Myeloid karyotype and the malignant phase of chronic granulocytic leukaemia.

TLDR: During the course of a 30 month study period, 26 patients with typical chronic granulocytic leukaemia (CGL) developed karyotype abnormalities in addition to the Philadelphia (Ph1) chromosome.

Abstract: During the course of a 30 month study period, 26 patients with typical chronic granulocytic leukaemia (CGL) developed karyotype abnormalities in addition to the Philadelphia (Ph1) chromosome.

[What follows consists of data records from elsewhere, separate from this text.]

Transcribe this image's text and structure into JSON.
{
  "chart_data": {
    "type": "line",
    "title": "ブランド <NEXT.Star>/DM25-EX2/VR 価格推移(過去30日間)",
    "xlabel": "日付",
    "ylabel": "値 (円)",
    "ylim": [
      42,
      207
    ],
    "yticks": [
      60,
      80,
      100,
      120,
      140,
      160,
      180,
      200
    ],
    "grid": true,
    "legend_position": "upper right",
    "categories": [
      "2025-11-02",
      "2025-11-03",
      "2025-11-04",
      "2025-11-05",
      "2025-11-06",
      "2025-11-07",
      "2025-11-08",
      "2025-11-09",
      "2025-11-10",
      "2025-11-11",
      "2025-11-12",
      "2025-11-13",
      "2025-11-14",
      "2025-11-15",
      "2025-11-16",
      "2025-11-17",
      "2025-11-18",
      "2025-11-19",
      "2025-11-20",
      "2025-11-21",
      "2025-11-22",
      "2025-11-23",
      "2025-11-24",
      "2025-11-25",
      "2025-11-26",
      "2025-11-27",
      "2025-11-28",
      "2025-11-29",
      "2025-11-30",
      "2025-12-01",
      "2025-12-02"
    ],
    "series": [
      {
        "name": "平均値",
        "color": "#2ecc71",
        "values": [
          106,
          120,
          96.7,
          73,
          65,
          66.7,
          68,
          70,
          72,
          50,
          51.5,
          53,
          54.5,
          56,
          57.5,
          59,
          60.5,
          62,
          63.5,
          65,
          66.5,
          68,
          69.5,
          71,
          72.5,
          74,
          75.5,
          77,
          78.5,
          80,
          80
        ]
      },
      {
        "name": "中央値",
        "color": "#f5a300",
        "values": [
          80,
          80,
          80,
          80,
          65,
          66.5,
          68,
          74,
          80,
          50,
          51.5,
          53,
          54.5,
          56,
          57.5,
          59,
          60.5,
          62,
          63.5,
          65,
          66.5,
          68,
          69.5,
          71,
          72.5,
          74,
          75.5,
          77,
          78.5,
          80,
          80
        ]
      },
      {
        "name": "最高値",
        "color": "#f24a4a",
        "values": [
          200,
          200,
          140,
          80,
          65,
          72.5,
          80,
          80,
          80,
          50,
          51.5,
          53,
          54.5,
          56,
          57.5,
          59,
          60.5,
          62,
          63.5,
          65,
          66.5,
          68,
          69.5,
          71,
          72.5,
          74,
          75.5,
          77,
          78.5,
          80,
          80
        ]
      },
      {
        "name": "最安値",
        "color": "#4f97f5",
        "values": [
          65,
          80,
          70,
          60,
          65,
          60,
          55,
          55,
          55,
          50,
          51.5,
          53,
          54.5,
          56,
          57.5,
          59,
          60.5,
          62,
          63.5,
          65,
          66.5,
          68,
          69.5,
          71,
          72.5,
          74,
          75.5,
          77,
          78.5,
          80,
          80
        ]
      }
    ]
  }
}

All cases had received at least 14 months continuous low dose busulphan, and the chromosome changes were found before clinical transformation in six patients and at the time this occurred in 20. Survival following the discovery of these additional abnormalities was short, with a median of 11 weeks for the whole group. Trisomy 8 was the commonest additional chromosome abnormality, but no one karyotype change was clearly associated with shorter survival than another. 23 of the 26 have died as a direct result of their disease, forming part of a total of 40 deaths from typical CGL encountered during the study period where karyotype analyses were performed during the terminal stages of the disease. Of these 40, only two (5%) patients showed no chromosome abnormalities extra to the Ph1 prior to death. (The 17 non-study patients who died were similar in all respects to the 23 from the study group, but had no prior chromosome studies performed during the chronic phase of the disease.) It is suggested that an expanding aneuploid or pseudodiploid clone arising from the leukaemic cells during the benign phase of CGL can be used to mark the sometimes ill-defined onset of the malignant phase in all but a small proportion of cases.